Let $a,b$ be in a group $G$. Show $(ab)^n=a^nb^n$ $\forall n\in\mathbb{Z}$ if and only if $ab=ba$.
Hint:
- Use $(ab)^{-1} = b^{-1}a^{-1}$ (you have $n \in \mathbb{Z}$, so it works for negative numbers too).
- Another approach would be to manipulate $abab = aabb$.
I hope this helps $\ddot\smile$
$ab=ba\Rightarrow (ab)^n=\underbrace{ab.ab.ab\cdots ab}_{n\text{ times}}=a(ba)(ba)(ba)\cdots(ba).b=a^nb^n$ replacing $ba$ by $ab$.
Conversely $(ab)^n=a^nb^n,~~\forall n$, so $(ab)^2=a^2b^2$. Multiplying this equation on the right by $b^{-1}$ and on the left by $a^{-1}$, then we have get $ab=ba$.
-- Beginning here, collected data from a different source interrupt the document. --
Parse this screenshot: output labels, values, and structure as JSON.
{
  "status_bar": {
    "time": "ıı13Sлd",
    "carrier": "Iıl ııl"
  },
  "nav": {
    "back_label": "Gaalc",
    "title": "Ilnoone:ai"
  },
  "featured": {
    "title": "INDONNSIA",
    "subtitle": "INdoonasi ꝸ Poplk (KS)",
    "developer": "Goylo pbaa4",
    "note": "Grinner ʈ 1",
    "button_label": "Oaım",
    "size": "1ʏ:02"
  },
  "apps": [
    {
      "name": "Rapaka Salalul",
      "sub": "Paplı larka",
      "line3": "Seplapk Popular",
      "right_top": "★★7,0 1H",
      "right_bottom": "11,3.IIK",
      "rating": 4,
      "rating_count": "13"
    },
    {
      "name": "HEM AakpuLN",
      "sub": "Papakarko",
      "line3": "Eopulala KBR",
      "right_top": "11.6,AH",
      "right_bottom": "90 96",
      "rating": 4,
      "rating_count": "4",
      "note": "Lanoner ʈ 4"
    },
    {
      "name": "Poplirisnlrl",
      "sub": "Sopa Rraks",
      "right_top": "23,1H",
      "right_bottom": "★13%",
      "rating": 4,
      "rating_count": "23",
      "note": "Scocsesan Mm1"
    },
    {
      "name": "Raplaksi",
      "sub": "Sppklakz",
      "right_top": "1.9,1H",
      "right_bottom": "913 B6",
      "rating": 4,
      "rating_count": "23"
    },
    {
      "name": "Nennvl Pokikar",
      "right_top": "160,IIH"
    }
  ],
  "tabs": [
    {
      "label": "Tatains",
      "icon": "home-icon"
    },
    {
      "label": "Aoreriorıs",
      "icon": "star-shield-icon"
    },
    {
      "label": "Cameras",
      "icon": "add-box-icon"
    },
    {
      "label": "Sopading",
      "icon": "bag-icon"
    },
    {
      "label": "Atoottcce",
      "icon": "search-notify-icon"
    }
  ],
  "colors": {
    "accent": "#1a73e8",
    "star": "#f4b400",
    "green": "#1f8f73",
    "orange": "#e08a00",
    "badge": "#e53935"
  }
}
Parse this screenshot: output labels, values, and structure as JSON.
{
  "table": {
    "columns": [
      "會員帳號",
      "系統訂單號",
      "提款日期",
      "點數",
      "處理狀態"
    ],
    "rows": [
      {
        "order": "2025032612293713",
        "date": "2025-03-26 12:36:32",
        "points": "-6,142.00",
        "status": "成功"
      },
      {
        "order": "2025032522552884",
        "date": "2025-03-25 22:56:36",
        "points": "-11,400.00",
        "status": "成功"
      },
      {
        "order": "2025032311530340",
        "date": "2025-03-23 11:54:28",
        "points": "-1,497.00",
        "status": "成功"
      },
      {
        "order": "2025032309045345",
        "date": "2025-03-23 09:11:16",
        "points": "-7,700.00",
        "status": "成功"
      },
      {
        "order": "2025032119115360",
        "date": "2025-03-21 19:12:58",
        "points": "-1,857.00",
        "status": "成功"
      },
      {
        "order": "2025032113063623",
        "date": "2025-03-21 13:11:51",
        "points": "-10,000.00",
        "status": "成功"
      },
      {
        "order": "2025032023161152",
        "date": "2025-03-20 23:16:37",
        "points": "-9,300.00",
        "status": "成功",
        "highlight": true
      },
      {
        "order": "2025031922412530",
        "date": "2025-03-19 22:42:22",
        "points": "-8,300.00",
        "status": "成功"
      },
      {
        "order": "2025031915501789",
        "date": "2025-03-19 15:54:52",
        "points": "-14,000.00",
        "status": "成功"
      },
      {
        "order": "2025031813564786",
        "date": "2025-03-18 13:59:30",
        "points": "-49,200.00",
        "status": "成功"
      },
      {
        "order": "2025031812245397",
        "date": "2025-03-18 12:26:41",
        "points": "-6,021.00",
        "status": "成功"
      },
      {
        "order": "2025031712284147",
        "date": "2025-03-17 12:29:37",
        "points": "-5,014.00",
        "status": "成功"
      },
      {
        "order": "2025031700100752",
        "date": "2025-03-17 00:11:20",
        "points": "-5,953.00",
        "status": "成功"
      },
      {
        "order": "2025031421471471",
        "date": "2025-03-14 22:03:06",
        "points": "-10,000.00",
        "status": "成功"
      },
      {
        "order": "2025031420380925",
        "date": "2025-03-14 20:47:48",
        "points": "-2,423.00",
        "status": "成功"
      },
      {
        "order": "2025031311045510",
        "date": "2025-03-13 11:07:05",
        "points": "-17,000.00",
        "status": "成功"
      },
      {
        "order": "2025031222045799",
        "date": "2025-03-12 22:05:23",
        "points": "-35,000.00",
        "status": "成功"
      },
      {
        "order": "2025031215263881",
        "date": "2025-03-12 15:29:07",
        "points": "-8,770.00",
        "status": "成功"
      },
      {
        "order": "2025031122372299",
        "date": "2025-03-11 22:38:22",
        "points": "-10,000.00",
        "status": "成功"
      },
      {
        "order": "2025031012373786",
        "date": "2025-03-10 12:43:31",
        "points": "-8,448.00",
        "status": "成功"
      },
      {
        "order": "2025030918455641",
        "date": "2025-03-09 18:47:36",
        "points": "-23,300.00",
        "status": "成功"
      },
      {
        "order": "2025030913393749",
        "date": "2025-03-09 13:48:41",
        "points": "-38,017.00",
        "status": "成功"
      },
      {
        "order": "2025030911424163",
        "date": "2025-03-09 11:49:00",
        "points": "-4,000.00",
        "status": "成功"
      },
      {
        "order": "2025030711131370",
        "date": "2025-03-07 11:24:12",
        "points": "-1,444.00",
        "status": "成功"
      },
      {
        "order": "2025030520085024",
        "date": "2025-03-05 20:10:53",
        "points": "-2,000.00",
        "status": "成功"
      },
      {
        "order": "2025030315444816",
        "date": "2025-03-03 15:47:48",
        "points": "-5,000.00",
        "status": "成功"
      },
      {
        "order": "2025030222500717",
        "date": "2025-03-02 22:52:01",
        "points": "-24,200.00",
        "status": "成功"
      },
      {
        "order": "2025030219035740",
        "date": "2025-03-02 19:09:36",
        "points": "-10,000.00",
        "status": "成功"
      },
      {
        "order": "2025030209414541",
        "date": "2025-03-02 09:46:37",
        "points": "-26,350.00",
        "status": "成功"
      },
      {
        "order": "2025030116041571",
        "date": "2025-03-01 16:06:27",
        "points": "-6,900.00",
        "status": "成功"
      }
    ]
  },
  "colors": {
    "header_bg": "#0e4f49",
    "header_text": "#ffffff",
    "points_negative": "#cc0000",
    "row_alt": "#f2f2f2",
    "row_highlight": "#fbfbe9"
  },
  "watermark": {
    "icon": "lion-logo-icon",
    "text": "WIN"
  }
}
Groups satisfying the condition $(ab)^n = a^n b^n$ are known as $n$-abelian groups. The following is known:
Let $G$ be a group and suppose that there exist three consecutive positive integers $n$ for which $G$ is $n$-abelian. Then $G$ is a commutative group.
For a nice proof, see Howard E. Bell, Mathematics Magazine, Vol. 55, No. 3 (May, 1982).